I have listened to jazz for over forty years, starting with Charlie Parker and Django Renhardt but as the world of fusion burgeoned, I embraced it. I can still hear myself saying that fusion was the future of music, but as I grow older I see that it was merely a cul de sac.

Even back then I avoided this album. I seem to remember hearing it at a friend's and dismissing it as chaotic. I already had In a Silent Way and Bitches Brew and over the years added much of Davis' work to my collection. His work with Parker, the Birth of Cool sessions, his several classic lineups of the fifties and sixties- even several from the era of this record. I still like many of them since many of those bands are wonderful, but gradually I came to an awareness of something rather unpleasant about Davis himself that fed into my appreciation of much of his music and this album in particular. I was 23 when I first noticed it in Bitches Brew but it is there in earlier work too. There is a rage and a cynicism that to me is most unappealing.

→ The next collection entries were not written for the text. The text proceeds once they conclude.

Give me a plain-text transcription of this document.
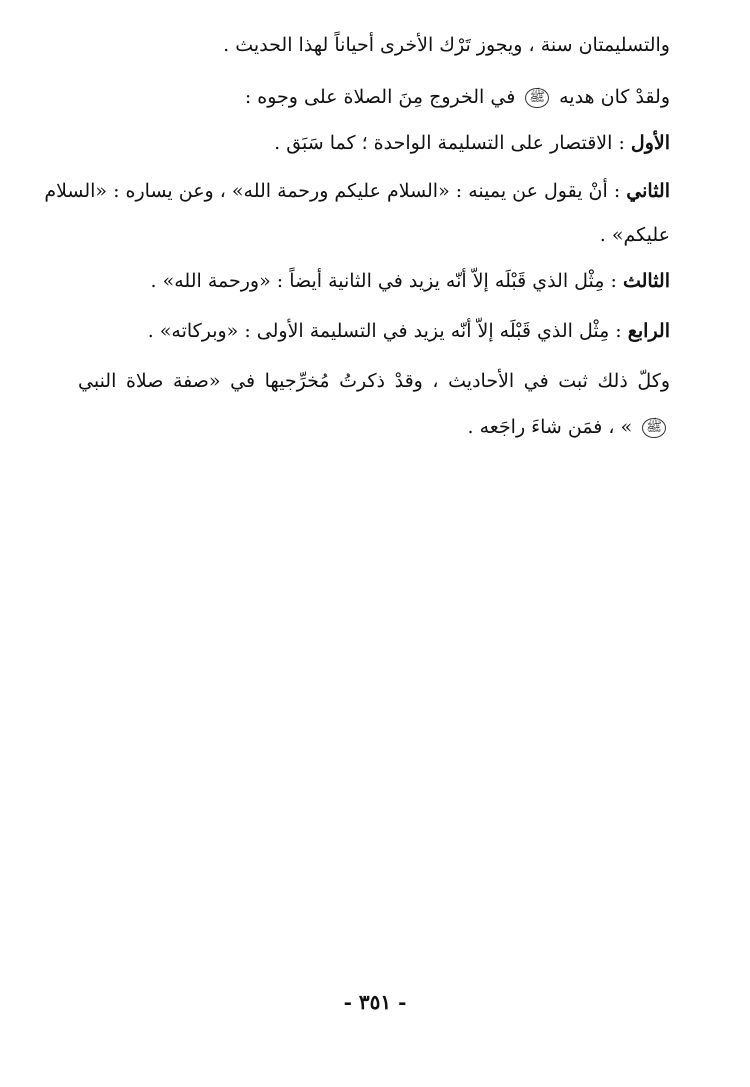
والتسليمتان سنة ، ويجوز تَرْك الأخرى أحياناً لهذا الحديث .
ولقدْ كان هديه ﷺ في الخروج مِنَ الصلاة على وجوه :
الأول : الاقتصار على التسليمة الواحدة ؛ كما سَبَق .
الثاني : أنْ يقول عن يمينه : «السلام عليكم ورحمة الله» ، وعن يساره : «السلام
عليكم» .
الثالث : مِثْل الذي قَبْلَه إلاّ أنّه يزيد في الثانية أيضاً : «ورحمة الله» .
الرابع : مِثْل الذي قَبْلَه إلاّ أنّه يزيد في التسليمة الأولى : «وبركاته» .
وكلّ ذلك ثبت في الأحاديث ، وقدْ ذكرتُ مُخرِّجيها في «صفة صلاة النبي
ﷺ » ، فمَن شاءَ راجَعه .
- ٣٥١ -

I know that the many changes in Davis' style throughout his life are seen as evidence of a restlessly creative individual. Sadly, I think Davis was a sick man many years before his death in 1991 at the relatively young age of 65 and I believe that those changes mirror the breakdown that was occuring in his life. Many have pointed to Davis' experiences as an artist in a racially prejudiced world and his being beaten by police outside a club in New York while at the peak of his recognition amongst jazz fans.